Essa longa fase de desenvolvimento é a mais importante, pois é ela que trará a evolução do personagem. É ela que levará à conclusão final da trama. Sua análise, portanto, dirá muita coisa sobre a essência do filme.

Em primeiro lugar, é uma jornada lenta. O novo papa ruma aparentemente a esmo, passando por vários ambientes e situações, mas aprende com cada uma delas. Trata-se aqui de uma alma em conflito, até depressiva, passando por vários cenários -- passagem esta que mostra cada vez mais o caráter pensativo e humano por detrás da pessoa do papa. De fato, há algo de Cristo no modo como as pessoas se portam ao seu redor, particularmente na cena em que monologa em voz alta suas dúvidas dentro do ônibus.

Assim, esse desenvolvimento "cortado" e ululante deságua justamente na cena final, de rejeição do cargo papal. Mas por quê? O que o novo papa teria aprendido em sua jornada, e por que essa escolha?

O decorrer do filme deixa claro que o objetivo de Moretti nunca foi trazer adiante o conflito entre psicanálise e eclésia. Tanto que pouco importa a definição de "déficit de atenção" que aparece no filme (diz o papa, a certa altura, "seja lá o que for isso"). Apesar da isca jogada no começo do filme entre psicanalista e papa, a estória verdadeiramente retratada no filme é a da jornada de alguém humano, que mesmo estando no final da vida (sem lhe restar muito tempo), ainda assim se defronta com um sem número de dúvidas... perguntas para as quais não encontra respostas. O filme mostra a busca espiritual não de um papa, mas da consequência humana frente a um pesadíssimo ofício religioso. Consequência humana, frise-se. Justamente daí Moretti não se ter prendido à batalha da psicanálise contra a igreja; daí ele não se haver aventurado em temas mais picantes para a religião Católica.

Aliás, esse é um ponto forte de Habemus Papam: seria muito fácil aderir à onda moderna de ataque ao catolicismo -- com todos os abusos de padres que têm acontecido, um outro diretor qualquer se refestelaria no assunto. Não Moretti. Ele evita o modismo e enfrenta outros questionamentos bastante diferentes. Aqui o encargo papal é apenas a porta de entrada que leva a um profundo autoquestionamento (este sim, a peça central do filme). Ou seja, poderia ser qualquer coisa; mas Moretti escolhe o papado como estopim da busca e do auquestionamento pessoal.
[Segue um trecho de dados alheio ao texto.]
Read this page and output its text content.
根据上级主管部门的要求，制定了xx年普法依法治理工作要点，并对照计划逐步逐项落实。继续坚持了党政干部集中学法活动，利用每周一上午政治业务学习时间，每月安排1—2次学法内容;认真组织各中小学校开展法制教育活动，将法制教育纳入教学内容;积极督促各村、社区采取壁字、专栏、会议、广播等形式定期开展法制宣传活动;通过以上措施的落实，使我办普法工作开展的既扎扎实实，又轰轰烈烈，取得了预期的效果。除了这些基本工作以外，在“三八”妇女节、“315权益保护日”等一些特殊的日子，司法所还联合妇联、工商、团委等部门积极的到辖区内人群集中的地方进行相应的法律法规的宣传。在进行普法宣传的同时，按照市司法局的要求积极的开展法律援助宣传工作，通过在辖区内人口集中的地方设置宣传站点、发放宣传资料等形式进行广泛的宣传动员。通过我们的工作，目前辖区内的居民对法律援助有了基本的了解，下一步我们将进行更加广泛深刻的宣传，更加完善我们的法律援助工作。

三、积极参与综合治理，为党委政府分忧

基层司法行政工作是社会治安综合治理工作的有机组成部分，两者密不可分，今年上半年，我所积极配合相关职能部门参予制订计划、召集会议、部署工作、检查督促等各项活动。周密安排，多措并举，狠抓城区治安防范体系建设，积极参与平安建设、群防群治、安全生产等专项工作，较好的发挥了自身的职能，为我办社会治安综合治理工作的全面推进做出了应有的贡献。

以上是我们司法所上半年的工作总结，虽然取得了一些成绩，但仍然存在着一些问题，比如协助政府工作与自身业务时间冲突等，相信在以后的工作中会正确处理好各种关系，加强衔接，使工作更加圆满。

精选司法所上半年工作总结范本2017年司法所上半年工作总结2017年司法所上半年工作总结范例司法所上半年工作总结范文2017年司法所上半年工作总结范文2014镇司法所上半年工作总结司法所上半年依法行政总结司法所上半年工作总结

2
A partir daí, vemos o desenrolar da estória de um homem em conflito, em depressão, perigosamente a ponto de desaparecer por causa da persona papal que deve encarnar, e que, consequentemente, na briga contra isso, despe-se do poder e dessa imensa responsabilidade. Inclusive, é através dessa rejeição que Moretti se usa do personagem do Papa para dizer que é possível, sim, se desencumbir do poder. É através desse personagem que Moretti narra que o conhecimento dos próprios limites não é um sinal de fraqueza, mas de força.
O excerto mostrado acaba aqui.